When I was in Goose Bay over the holidays I had the great fortune of good weather. Not only did I see the northern lights, but I got several large Labrador days.
What is a large Labrador day?
A large Labrador day is when:
- It’s sunny;
- it’s winter;
- there’s lots of snow on the ground;
- not a cloud on sight; and
- you can go out on snowmobile and whip across the frozen bay at -30˚.
It means it’s a great damn day to be outside enjoying the winter. To make the most of it, we suited up and went on skidoo.
My fiancée’s mom took this cute picture of us. See that balaclava on my head? Also known as a ski mask, that balaclava is key! You might feel like a navy seal special ops pulling it over your head, but it will keep you warm.
Traveling up to 50km/hour even with a helmet in -30˚C, any bit of skin you leave uncovered will be exposed to the wind. Uncovered skin feels like it’s being stabbed by hundreds of little ice daggers. Uncovered skin also increases your risk of hypothermia and frostbite.
You also want a pair of ski pants. The best are the kind that come up over your shoulders with straps because they usually have a thick middle section that protects your core warmth as well. All that extra padding made it hard to zip up my winter coat, but it was well worth it.
A helmet and/or goggles. The same kind of helmet as you’d have on a dirtbike, it should have a visor. If you can get a model that has some extra fabric to protect your throat, all the better. Your throat is the most at-risk of frostbite while on the skidoo. If you go with goggles, be sure you’ve got enough balaclava or scarf to cover the rest of your face.
The biggest lesson in skidoo prep is cover up.
Quite a beast, isn’t it? Skidoos can do over snow, ice, the road and sometimes even water (if you get up enough speed – don’t try it for too long though).
Some skidoos have hand warmers and seat warmers. One trick I learned about sitting on the back (the coldest place on the skidoo) is to use your legs to absorb the shock. Skidoo trails can be really bumpy.
If you don’t use your legs, you’ll just be bouncing around on your butt and you could hurt your back or tailbone. In the photo above you can see my boots are gripped onto a set of spikes. You can dig into the spikes to stand up and brace yourself over rough terrain.
First I should clarify that ‘skidoo’ just means ‘snowmobile’.
Much like how people say ‘kleenex’ instead of ’tissue paper’, most people just refer to their snowmobiles as skidoos here. Ski-doo is a brand name.
Other popular brands include Polaris, Arctic Cat, Bombardier and Yamaha. They’re all referred to as skidoos.
Also, the way people here pronounce, it sounds more like (ske/doo), all pronounced like once syllable.
A komatik (com/a/tick) is a big sled on skis that gets pulled behind the skidoo.
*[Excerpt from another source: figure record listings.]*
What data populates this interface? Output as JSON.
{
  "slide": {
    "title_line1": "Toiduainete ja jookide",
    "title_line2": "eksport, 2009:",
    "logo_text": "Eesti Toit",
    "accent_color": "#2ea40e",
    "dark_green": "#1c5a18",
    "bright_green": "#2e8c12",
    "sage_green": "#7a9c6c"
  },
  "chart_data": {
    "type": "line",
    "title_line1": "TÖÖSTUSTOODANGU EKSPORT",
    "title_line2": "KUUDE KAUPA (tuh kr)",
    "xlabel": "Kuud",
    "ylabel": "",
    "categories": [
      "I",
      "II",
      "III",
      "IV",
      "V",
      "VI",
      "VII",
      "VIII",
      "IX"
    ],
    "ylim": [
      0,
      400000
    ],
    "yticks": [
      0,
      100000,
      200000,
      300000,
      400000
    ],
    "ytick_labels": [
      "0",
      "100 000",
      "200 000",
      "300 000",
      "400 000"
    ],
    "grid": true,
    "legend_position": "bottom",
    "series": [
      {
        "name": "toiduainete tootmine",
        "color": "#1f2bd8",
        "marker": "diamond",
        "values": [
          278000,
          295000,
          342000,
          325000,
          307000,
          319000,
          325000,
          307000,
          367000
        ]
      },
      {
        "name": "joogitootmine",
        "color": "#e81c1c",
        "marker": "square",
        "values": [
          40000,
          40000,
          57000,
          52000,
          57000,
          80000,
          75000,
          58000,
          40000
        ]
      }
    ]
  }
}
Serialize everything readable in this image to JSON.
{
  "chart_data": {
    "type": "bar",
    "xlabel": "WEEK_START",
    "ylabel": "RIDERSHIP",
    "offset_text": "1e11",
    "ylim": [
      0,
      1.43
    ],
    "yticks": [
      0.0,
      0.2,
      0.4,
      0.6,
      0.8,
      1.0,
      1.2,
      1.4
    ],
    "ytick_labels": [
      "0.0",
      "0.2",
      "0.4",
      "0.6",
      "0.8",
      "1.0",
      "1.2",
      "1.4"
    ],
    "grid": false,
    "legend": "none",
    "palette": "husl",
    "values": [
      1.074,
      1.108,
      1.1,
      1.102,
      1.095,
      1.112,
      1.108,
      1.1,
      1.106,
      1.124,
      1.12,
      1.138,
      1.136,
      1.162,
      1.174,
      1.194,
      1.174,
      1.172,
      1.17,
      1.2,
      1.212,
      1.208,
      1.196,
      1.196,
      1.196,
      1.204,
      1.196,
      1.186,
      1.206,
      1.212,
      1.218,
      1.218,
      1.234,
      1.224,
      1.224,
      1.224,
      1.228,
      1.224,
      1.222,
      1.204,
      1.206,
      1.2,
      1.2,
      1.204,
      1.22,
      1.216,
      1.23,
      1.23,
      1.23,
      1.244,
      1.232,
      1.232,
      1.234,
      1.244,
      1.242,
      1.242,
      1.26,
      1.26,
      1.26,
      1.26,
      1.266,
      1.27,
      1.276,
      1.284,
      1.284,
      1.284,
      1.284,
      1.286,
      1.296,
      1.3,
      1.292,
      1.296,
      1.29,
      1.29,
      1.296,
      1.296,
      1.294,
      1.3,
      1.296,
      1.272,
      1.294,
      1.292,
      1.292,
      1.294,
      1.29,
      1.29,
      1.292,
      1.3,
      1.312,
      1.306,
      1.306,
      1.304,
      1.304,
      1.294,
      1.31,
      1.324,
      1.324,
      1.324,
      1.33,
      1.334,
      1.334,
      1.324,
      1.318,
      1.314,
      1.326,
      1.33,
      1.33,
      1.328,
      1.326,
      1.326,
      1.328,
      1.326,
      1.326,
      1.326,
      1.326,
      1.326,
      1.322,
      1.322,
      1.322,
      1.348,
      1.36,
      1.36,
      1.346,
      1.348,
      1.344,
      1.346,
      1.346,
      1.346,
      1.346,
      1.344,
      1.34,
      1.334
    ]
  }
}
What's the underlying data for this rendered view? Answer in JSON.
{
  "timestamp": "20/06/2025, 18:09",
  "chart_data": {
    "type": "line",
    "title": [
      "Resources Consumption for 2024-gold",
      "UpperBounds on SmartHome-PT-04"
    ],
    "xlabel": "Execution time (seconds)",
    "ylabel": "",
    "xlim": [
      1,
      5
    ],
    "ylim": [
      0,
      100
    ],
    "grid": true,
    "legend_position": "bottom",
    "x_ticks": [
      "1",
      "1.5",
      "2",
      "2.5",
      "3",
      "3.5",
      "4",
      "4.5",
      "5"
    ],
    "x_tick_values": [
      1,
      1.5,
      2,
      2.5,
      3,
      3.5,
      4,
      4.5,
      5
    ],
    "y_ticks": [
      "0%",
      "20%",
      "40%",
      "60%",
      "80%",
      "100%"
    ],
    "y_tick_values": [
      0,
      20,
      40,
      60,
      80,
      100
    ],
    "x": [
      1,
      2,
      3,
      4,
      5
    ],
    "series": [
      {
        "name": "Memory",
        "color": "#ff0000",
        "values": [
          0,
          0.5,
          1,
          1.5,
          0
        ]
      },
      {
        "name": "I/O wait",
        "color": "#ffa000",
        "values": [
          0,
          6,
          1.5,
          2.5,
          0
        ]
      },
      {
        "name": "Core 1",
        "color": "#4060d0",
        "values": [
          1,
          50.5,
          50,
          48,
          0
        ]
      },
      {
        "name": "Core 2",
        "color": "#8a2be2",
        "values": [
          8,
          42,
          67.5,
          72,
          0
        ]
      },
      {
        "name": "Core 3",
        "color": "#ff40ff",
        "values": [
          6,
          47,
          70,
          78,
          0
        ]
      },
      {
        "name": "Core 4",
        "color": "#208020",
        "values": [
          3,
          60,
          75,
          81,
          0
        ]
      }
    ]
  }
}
It’s an arctic sled of Inuit design. You can use it to pull hunting supplies, ice fishing huts, children, beer or (more commonly) all three.
My boyfriend and his friends all remember being kids at one point and being pulled behind their parents or relatives in the komatik.
They’re also called qamutiik, written ᖃᒧᑏᒃ in Inuktitut.
“Going for a razz on skidoo“: going for a skidoo ride
When someone says this they mean they’re going for a skidoo ride.
On Newfoundland & Labrador
Since we’re here, let me clear up the large difference between Newfoundland and Labrador. It’s true, two pieces of land are consider one province, ‘Newfoundland and Labrador’ but don’t you ever (for your own sake) make the mistake of calling someone from Labrador a Newfoundlander, or vice versa. Few things make a Labradorian more irate than being called a Newfie.
Goose Bay Skidoo Trails
There are groomed (maintained) trails all around Happy Valley and Goose Bay. Some popular ones are the Mud Lake Route, out around the bay, and up to Dome Mountain.
Here’s a map I made to give you an idea of where everything is.
When we went out it hadn’t snowed in awhile, so the snow on the ground was hard and crusty. Not soft and fluffy. This meant it was a lot more slippery out to skidoo. On the bay we went across a couple patches of black ice. The ice isn’t any thinner there, it’s just where the snow blew off the ice before freezing. It was kind of freaky going over it – very slippery.
I also had my first wipeout! You can see it on the map. We were going around a corner when one of the skidoo tracks caught on the ice and the machine flipped.
I let out a lackluster, “ahhhh”, the machine flipped over and I slid across the ice. Ouch. I’m fine, but bruised my right elbow that I landed on and strained my left shoulder from trying to hold on to the ski-doo before letting gravity do its thing.
Tips for Wiping Out
- Don’t try to hold on. Just go with the flow and fly off. You’re less likely to hurt yourself.
- Think of something clever to say when you fly off. Like, “Geronimo” or “Here I go!” instead of “Ahhh” (like me).
That’s it from me! I hope you get to try going on skidoo some day too. It’s one of the most fun ways to discover Labrador in winter.